Saturday's qualifying confirmed everyone's suspicions: the factory Boss 302s were the faster cars on the track. Jones qualified his number 15 on the pole beside Donohue's Javelin, followed by Follmer's number 16 Boss 302 in third and Gurney's Barracuda in fourth. Mustang held an advantage because the Boss 302s were basically the same cars as the year before while everyone else was sorting out new body styles, new teams, and, in Penske's case, totally new cars.
When the green flag dropped, Jones grabbed the lead and began pulling away from Donohue by a half-second each lap. To Chevrolet's embarrassment, Hall's Camaro retired on the third lap with a broken transmission. Two-thirds of the way through the race, Jones had lapped everyone except Donohue, who trailed by nearly 40 seconds. Nearing the checkered flag, Jones slowed down to allow the lapped Follmer to catch up. The pair of orange Boss 302s crossed the finish line together.
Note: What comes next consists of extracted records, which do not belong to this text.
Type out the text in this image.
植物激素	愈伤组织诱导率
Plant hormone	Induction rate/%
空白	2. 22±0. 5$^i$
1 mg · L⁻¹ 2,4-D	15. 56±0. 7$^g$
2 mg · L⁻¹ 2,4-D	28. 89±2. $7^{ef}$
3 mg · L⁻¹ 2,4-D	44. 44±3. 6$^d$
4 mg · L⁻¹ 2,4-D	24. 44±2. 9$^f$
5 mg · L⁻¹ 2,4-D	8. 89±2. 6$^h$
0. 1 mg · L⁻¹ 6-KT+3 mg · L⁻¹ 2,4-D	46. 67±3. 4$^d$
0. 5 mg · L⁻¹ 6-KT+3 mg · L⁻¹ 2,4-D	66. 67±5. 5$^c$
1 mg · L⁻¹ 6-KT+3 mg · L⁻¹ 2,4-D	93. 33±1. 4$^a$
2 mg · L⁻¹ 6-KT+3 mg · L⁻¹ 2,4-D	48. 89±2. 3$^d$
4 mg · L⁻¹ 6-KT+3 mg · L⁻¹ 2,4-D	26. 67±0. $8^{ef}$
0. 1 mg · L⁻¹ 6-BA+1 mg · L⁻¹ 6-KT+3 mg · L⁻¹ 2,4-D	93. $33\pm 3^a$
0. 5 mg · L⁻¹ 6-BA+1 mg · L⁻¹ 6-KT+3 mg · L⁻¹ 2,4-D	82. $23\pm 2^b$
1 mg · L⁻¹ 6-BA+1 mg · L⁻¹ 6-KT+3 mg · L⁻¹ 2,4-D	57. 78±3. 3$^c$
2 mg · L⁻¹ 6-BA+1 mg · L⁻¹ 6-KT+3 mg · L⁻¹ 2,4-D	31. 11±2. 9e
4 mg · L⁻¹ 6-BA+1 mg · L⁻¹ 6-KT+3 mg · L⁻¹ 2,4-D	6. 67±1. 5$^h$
At the post-race inspection, SCCA officials noticed a rules violation on the first four finishers – the required SCCA emblem was missing on the Jones and Follmer Boss 302s, Donahue's Javelin, and Swede Savage's Barracuda. For a moment it appeared the cars would be disqualified. However, Chief Steward Merle Stanfield provided the solution: "Tell them that if anyone shows up at Dallas without his decal, it will cost them a hundred dollars!"
April 26, 1970: Dallas Trans-Am, Dallas, Texas
The second Trans-Am race of 1970 was cancelled due to eight inches of rain in less than 12 hours. Dallas International Speedway was brand new, and drenching rainstorms transformed the infield road course into a mud pit. At 10:35 race morning, the event was postponed; it was eventually cancelled.
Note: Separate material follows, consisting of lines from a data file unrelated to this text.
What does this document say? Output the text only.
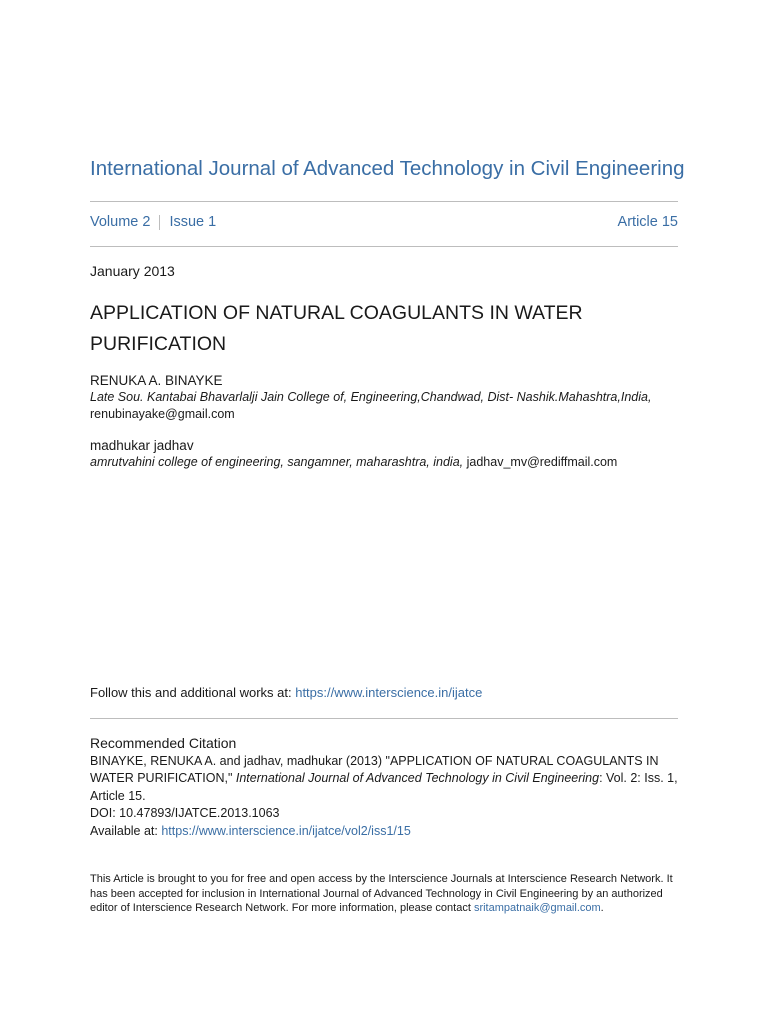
International Journal of Advanced Technology in Civil Engineering
Volume 2 Issue 1	Article 15
January 2013
APPLICATION OF NATURAL COAGULANTS IN WATER PURIFICATION
RENUKA A. BINAYKE
Late Sou. Kantabai Bhavarlalji Jain College of, Engineering,Chandwad, Dist- Nashik.Mahashtra,India,
renubinayake@gmail.com
madhukar jadhav
amrutvahini college of engineering, sangamner, maharashtra, india, jadhav_mv@rediffmail.com
Follow this and additional works at: https://www.interscience.in/ijatce
Recommended Citation
BINAYKE, RENUKA A. and jadhav, madhukar (2013) "APPLICATION OF NATURAL COAGULANTS IN WATER PURIFICATION," International Journal of Advanced Technology in Civil Engineering: Vol. 2: Iss. 1, Article 15.
DOI: 10.47893/IJATCE.2013.1063
Available at: https://www.interscience.in/ijatce/vol2/iss1/15
This Article is brought to you for free and open access by the Interscience Journals at Interscience Research Network. It has been accepted for inclusion in International Journal of Advanced Technology in Civil Engineering by an authorized editor of Interscience Research Network. For more information, please contact sritampatnaik@gmail.com.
May 9, 1970: Schaefer Trans-Am, Lime Rock, Connecticut
Because of his familiarity with Lime Rock and his 1969 win there in a Shelby Racing Boss 302, Sam Posy was the prerace favorite in his Challenger. Despite the advantage, Donohue qualified on the pole with Gurney's Barracuda on the outside. Jones qualified his Mustang third.
On the first lap, Jones stormed past Donohue and Gurney, pushing his Boss 302 to an overwhelming lead until the first pit stop. Even then, Moore's pit crew got the number 15 Boss 302 back on the track before second-place Donohue could catch up. Follmer and both Javelins retired with blown engines. Near the finish, Jones' brakes were fading and the engine lost a valve.
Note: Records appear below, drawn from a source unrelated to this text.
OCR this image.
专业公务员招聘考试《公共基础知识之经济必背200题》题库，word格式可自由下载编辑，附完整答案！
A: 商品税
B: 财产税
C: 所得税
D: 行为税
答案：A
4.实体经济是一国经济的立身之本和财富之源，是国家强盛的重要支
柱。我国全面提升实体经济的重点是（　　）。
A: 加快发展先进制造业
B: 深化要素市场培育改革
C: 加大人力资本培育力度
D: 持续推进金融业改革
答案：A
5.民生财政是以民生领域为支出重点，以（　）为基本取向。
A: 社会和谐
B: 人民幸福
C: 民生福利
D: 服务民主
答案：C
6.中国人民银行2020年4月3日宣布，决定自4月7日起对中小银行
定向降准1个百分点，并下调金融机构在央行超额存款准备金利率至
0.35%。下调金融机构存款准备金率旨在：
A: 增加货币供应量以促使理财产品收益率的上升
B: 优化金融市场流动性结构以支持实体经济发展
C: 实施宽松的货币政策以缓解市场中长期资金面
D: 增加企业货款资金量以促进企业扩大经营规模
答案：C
With three laps remaining, the exhaust pipe fell onto the track. Even with his problems, Jones cruised to an easy victory, finishing a lap ahead of Ed Leslie's second-place Camaro.
With Jones' second consecutive win, Mustang held an early edge in the championship point standings, 18 to Camaro's 8, Javelin's 6, Challenger's 5, and Barracuda's 3.
May 31, 1970: Herald-Traveler Trans-Am, Loudon, New Hampshire
During qualifying at Bryar Motorsport Park, Savage posted the fastest time in his AAR Barracuda. However, Jones and Follmer, along with Donohue, were noticeably absent, having skipped Saturday's Trans-Am qualifying to participate in the Indianapolis 500 -- Follmer and Donohue as drivers and Jones as an owner. At a special Sunday morning qualifying session, neither of the three could beat Savage's time, although Jones came close by qualifying on the outside pole. Savage's Barracuda threatened Mustang's 1970 dominance in the early laps, leading until the clutch failed on lap 33. Follmer inherited the lead, with Jones in second until his hood flew off, yanking the hood pins out of the subframe and the hinges out of the firewall. Number 15 headed behind the pit wall, retired for the afternoon. Follmer continued to drive a steady race while problems plagued the other teams, eventually winning the race by three laps over the Javelins.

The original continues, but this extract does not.